Mon Sep 22 17:03:41 PDT 2008
Hex Memory Degradation
Our parallel compute server
hex has been having some
stability issues since the start of the
semester, either not booting or
crashing after running for some time.
The errors pointed to a faulty memory
module, and I believe I have isolated
the problematic DIMM and pulled it and
a pairmate from the machine.
Assuming that the machine doesn't crash
in the next 24 hours or so, I will have
the RAM exchanged and will reinstall
the two DIMMs in the machine. In the
meantime, hex should be
fully functional, but will only have 28
GB of RAM until we get the DIMM
replaced.
(I have also ordered a battery-backup
module for hex's array
controller, which should decrease the
risk of power-related failure causing
data loss in data stored on the
machine's /scratch
partition. With luck, I'll be able to
add the battery module at the same time
I reinstall the memory.)
As usual, we apologize for any
inconvenience. And, as usual, if you
notice strange behavior with any of our
systems, please report it to
system@math.hmc.edu.
Mon Sep 22 16:56:23 PDT 2008
Mirror Temporarily Offline
I rebooted the mirror server (mirror.hmc.edu)

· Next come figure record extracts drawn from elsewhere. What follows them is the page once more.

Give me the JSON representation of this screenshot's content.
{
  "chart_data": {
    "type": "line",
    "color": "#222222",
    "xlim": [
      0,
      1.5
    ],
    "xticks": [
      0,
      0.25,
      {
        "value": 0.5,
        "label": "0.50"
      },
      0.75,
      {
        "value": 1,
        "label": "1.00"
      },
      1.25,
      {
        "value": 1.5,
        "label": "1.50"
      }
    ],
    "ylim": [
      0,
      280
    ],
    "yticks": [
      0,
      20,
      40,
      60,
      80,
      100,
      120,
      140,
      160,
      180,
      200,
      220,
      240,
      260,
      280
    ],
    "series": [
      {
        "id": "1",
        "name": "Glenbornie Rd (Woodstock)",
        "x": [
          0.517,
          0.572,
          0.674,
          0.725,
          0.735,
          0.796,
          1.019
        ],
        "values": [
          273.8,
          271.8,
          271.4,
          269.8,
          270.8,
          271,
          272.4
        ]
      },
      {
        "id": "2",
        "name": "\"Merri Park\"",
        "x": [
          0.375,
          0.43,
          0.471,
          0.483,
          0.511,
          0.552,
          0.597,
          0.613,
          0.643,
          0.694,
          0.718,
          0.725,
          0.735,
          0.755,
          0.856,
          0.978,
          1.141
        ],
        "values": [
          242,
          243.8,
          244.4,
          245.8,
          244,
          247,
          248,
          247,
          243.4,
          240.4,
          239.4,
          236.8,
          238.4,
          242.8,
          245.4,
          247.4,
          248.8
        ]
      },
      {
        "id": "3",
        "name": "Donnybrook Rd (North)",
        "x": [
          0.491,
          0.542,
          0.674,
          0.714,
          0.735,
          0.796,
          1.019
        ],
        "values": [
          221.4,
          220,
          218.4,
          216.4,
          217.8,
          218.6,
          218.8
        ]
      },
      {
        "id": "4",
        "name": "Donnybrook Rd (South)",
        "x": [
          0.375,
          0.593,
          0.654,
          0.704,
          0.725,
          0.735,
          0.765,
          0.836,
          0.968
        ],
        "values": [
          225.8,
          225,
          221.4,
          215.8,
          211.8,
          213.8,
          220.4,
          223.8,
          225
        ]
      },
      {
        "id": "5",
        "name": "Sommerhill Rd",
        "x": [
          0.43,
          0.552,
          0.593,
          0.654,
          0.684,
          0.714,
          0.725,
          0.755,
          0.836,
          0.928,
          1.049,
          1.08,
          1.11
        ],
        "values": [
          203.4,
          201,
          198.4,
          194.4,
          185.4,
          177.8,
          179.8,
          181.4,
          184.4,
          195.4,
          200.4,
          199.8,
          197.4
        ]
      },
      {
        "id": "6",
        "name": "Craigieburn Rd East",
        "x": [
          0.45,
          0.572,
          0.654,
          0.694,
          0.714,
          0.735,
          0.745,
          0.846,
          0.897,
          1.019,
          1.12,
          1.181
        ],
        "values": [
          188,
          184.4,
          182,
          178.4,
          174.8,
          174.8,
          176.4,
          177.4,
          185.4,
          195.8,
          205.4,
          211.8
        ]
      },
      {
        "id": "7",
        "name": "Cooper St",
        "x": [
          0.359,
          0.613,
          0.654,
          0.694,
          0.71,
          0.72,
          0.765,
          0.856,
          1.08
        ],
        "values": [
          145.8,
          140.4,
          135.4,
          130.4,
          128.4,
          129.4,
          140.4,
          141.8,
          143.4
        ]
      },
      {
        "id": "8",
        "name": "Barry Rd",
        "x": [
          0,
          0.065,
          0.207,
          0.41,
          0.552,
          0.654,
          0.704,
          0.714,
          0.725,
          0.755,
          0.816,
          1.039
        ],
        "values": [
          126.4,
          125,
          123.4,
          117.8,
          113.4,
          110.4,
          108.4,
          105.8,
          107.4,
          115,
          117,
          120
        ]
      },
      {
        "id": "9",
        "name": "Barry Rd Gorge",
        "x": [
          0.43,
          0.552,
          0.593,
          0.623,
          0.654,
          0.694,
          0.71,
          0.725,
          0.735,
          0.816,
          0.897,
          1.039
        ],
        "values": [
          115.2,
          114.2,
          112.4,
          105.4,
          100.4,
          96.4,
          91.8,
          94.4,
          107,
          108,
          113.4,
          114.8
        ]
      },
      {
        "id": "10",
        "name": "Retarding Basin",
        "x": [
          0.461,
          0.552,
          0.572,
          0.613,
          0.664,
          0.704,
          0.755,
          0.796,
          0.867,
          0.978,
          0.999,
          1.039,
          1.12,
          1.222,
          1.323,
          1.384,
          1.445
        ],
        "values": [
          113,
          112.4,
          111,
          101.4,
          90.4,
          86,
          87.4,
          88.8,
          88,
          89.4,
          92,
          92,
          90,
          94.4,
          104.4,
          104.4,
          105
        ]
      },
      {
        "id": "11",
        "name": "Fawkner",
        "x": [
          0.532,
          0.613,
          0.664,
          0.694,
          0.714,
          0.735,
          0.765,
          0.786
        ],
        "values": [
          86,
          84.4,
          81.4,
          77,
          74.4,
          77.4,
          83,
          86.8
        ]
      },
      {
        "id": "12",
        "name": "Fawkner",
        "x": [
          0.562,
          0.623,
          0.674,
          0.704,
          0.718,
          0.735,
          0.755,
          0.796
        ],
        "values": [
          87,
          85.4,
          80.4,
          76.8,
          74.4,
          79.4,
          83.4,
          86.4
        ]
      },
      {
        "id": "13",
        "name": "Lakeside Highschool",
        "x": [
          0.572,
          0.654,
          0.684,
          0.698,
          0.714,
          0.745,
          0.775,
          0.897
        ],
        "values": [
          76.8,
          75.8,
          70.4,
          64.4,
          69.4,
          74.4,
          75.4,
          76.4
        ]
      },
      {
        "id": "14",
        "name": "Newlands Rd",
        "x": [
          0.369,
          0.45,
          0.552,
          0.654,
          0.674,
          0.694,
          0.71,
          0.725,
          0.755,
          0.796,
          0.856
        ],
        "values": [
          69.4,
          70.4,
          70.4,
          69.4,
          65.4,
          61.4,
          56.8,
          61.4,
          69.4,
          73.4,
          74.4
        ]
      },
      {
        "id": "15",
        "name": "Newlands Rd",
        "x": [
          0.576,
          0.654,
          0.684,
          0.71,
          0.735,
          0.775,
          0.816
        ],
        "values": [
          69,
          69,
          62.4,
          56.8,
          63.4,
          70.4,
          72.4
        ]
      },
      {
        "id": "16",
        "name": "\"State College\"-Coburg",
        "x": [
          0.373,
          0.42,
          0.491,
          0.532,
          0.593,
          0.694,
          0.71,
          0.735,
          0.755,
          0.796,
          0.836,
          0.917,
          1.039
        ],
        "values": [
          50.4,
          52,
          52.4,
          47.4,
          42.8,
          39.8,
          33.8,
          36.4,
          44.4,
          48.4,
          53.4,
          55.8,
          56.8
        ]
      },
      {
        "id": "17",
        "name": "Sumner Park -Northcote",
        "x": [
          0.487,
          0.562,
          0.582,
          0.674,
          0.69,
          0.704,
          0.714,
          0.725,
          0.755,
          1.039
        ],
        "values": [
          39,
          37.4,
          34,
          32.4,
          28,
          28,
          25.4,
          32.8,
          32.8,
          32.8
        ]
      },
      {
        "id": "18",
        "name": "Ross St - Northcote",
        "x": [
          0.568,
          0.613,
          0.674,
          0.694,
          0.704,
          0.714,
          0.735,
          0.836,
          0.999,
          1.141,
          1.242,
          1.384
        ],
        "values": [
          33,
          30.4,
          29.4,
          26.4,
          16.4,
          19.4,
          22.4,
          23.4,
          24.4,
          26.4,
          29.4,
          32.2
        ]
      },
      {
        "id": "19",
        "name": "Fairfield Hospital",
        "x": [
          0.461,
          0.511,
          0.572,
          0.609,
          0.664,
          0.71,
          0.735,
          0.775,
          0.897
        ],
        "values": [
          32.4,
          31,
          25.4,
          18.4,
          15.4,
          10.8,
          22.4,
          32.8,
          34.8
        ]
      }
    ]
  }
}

to apply some important security
updates. As it's been a while since the
machine was last rebooted, it's
performing a check on each file system.
And, as most of the mirror file systems
are fairly large, it's taking a while
to churn through them.
The mirror server will be back up as soon as the file-system checks are complete, probably later this afternoon or in the early evening. My apologies for the inconvenience (which is also stopping me from doing some things I had planned on working on).